Just when we thought ransomware’s evolution had peaked, a new strain has been discovered that forgoes the encryption of individual files, and instead encrypts a machine’s hard drive. The malware, called Mamba, has been found on machines in Brazil, the United States and India, according to researchers at Morphus Labs in Brazil. It was discovered by the company in response to an infection at a customer in the energy sector in Brazil with subsidiaries in the U.S. and India.
Renato Marinho, a researcher with Morphus Labs, told Threatpost that the ransomware is likely being spread via phishing emails. Once it infects a machine, it overwrites the existing Master Boot Record with a custom MBR, and from there, encrypts the hard drive.
“Mamba encrypts the whole partitions of the disk,” Marinho said. “It uses a disk-level cryptography and not a traditional strategy of other ransomware that encrypts individual files.”
The malware is a Windows threat, and it prevents the infected computer’s operating system from booting up with out a password, which is the decryption key.
The victims are presented with a ransom note demanding one Bitcoin per infected host in exchange for the decryption key and it also includes an ID number for the compromised computer, and an email address where to request the key.
Mamba joins Petya as ransomware targeting computers at the disk level. Petya encrypted the Master File Table on machines it infected. Mamba, however, uses an open source disk encryption tool called DiskCryptor to lock up the compromised hard drives. Petya was a game-changer among ransomware families. It spread initially among German companies targeting human resources offices. Emails were sent that contained a link to a Dropbox file that installed the ransomware. The malware showed the victim a phony CHKDSK process while it encrypted the Master File Table in the background.

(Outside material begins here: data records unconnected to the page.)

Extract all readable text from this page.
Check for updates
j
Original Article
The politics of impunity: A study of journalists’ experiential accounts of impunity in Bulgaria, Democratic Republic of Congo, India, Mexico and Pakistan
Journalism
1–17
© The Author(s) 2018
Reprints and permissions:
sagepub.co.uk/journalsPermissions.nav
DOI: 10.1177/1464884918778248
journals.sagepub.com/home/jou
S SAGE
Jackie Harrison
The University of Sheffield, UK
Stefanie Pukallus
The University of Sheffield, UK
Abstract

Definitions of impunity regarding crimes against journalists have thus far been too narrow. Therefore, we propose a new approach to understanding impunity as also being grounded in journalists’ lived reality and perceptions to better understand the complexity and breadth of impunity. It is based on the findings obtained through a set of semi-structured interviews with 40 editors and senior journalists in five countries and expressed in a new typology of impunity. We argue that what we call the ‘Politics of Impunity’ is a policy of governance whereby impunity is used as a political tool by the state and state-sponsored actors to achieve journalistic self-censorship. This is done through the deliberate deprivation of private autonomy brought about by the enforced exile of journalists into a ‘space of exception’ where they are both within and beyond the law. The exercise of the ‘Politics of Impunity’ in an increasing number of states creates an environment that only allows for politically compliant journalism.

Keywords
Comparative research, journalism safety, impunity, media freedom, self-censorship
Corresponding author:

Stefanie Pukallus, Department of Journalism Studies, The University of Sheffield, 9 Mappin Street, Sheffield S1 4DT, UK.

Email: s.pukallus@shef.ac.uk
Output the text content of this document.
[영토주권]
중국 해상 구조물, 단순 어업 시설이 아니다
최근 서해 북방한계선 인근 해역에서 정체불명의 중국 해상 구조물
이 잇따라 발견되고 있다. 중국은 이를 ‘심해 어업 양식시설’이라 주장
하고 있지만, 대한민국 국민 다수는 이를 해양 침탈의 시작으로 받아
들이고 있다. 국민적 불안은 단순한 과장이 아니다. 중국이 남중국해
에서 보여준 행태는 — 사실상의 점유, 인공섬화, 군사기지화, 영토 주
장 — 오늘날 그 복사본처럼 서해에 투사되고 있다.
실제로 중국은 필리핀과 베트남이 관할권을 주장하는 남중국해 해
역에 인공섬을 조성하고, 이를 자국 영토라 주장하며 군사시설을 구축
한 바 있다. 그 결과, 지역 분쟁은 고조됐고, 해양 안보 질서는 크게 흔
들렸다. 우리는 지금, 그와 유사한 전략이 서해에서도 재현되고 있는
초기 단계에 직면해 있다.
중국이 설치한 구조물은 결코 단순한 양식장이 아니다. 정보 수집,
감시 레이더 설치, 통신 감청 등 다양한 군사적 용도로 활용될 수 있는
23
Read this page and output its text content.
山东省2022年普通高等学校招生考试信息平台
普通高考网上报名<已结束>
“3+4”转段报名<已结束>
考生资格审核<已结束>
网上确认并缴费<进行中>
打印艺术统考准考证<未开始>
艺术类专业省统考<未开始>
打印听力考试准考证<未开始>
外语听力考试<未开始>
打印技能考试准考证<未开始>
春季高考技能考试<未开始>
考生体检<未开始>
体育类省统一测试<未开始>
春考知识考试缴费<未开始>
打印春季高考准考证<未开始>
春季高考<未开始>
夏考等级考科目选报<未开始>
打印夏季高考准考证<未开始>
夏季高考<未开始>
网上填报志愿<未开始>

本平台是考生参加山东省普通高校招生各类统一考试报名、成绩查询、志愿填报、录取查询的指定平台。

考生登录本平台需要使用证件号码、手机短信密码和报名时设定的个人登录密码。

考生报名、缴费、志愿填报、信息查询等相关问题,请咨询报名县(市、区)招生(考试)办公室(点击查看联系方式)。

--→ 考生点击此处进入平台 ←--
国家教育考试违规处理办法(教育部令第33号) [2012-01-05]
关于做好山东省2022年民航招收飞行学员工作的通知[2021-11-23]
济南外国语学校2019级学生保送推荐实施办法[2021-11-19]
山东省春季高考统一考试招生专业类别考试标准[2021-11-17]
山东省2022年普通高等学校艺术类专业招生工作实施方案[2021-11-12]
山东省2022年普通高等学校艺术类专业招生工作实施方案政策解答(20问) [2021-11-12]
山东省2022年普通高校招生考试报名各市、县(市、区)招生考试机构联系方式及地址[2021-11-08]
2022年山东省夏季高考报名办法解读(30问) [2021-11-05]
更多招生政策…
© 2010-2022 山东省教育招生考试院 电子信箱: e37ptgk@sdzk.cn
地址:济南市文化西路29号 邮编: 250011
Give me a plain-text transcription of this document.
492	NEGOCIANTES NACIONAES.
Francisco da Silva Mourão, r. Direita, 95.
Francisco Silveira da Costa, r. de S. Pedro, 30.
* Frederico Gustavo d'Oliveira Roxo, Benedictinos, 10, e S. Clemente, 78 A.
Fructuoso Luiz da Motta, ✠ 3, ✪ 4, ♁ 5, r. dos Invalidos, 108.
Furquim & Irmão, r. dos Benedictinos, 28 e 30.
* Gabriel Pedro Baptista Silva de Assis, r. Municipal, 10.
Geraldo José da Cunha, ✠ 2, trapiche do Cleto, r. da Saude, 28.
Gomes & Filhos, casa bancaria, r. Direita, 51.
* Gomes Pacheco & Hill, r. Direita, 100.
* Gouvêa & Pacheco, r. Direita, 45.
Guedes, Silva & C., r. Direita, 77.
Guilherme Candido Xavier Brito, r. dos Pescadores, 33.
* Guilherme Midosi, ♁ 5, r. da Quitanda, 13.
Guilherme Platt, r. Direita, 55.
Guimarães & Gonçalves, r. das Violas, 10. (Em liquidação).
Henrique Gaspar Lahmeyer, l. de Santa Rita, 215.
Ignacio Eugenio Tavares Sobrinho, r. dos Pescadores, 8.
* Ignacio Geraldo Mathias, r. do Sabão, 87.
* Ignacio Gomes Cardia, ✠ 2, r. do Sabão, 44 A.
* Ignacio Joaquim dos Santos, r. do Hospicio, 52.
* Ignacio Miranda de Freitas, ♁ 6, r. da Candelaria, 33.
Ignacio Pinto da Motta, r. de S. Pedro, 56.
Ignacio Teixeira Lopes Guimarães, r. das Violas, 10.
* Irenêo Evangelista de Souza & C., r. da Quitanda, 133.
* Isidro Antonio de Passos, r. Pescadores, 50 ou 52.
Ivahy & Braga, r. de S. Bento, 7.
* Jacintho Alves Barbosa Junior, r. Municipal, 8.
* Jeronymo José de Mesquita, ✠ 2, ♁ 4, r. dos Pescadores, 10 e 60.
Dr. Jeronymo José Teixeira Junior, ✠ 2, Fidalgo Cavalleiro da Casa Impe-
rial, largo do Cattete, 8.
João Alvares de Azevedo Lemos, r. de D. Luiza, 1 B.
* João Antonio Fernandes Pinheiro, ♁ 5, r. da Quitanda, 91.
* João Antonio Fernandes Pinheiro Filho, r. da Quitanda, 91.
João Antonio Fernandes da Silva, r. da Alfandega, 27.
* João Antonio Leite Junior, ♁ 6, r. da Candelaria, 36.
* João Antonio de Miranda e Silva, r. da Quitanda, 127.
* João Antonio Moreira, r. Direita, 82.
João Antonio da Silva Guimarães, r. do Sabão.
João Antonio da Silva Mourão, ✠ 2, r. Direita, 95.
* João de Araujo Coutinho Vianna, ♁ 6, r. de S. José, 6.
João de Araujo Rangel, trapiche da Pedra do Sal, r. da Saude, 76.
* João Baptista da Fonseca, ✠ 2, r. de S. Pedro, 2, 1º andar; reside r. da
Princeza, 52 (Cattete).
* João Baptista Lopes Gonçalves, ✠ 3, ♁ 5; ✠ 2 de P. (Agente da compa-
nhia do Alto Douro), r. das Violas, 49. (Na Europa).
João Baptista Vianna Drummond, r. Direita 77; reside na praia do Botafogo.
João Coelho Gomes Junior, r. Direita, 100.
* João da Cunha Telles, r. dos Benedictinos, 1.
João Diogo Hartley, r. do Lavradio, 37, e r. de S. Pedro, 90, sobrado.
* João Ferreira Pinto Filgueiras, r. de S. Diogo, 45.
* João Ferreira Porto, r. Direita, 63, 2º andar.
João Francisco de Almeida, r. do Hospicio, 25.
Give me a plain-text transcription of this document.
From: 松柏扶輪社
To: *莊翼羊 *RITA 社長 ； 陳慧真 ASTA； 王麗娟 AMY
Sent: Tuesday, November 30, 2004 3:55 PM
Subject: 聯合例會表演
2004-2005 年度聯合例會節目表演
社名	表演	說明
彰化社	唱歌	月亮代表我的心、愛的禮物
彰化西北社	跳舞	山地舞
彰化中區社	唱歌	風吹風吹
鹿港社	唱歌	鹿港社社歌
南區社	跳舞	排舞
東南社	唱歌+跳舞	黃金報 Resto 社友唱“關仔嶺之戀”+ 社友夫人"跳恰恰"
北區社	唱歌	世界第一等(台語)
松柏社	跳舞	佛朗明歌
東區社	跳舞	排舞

Researchers quickly analyzed Petya’s inner workings and by understanding its behavior, were able to build a decryptor shortly after the first infections were disclosed.
More than a month after Petya surfaced, a variant was found that included a new installer. If the installer failed to install Petya on the compromised machine, it installed a less troublesome ransomware strain known as Mischa. Petya included an executable requesting admin privileges that caused Windows to flash a UAC prompt; if the victim declined at the prompt, the malware would install Mischa instead of Petya.
Mischa behaves like most of the ransomware many are familiar with. Once the victim executes link sent in a spam or phishing email, the malware encrypts local files and demands a ransom of 1.93 Bitcoin, or about $875 to recover the scrambled files.